Knockdown of HMGB1 inhibits growth and invasion of gastric cancer cells through the NF-κB pathway in vitro and in vivo

High mobility group box 1 (HMGB1) as a novel inflammatory molecule has been shown to be involved in a variety of cell physiological and pathological behaviors including immune response, inflammation and cancer. Evidence suggests that HMGB1 plays a critical role in the development and progression of multiple malignancies. However, the underlying molecular mechanisms for the HMGB1-mediated growth and invasion of gastric cancer have not yet been elucidated. The present study investigated the expression of HMGB1 in gastric adenocarcinoma (GAC) and the mechanisms by which it contributes to tumor growth and invasion. The correlation between HMGB1 expression and clinicopathological characteristics of GAC patients was assessed by immunohistochemical assay through tissue microarray procedures. The RNA and protein expressions of HMGB1 and downstream factors were detected by quantitative PCR and western blot assays; cell proliferation and invasion were determined by MTT, wound-healing and 3D-Matregel assays, subcutaneous SGC-7901 tumor models were established to verify tumor growth in vivo.

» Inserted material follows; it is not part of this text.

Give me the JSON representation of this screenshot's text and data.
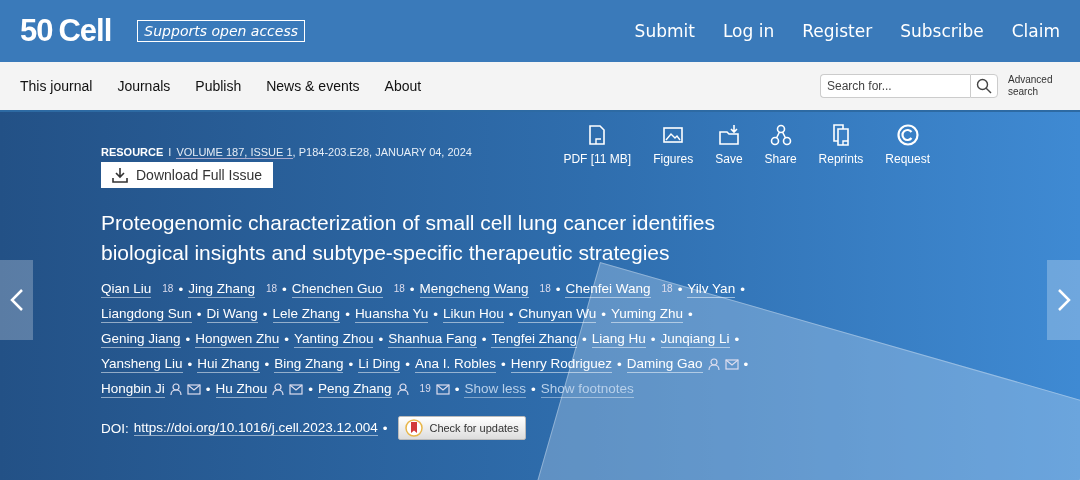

We demonstrated that, the expression of HMGB1 was significantly increased in the nucleus of GAC tissues compared with that in adjacent non-cancer tissues (88.6 vs.70.5%, P<0.001), and correlated with the metastatic lymph node of GAC (P=0.018). Furthermore, knockdown of HMGB1 by shRNA inhibited cell proliferative activities and invasive potential, and downregulated the expression of NF-κB p65, PCNA and MMP-9 in GAC cells (SGC-7901 and AGS). The tumor volumes in SGC7901 subcutaneous nude mouse models treated with Lv-shHMGB1 was significantly smaller than those of the nonsense sequence group. Taken together, these findings suggest that increased expression of HMGB1 is associated with tumor metastasis of GAC, and knockdown of HMGB1 suppresses growth and invasion of GAC cells through the NF-κB pathway in vitro and in vivo, suggesting that HMGB1 may serve as a potential therapeutic target for GAC.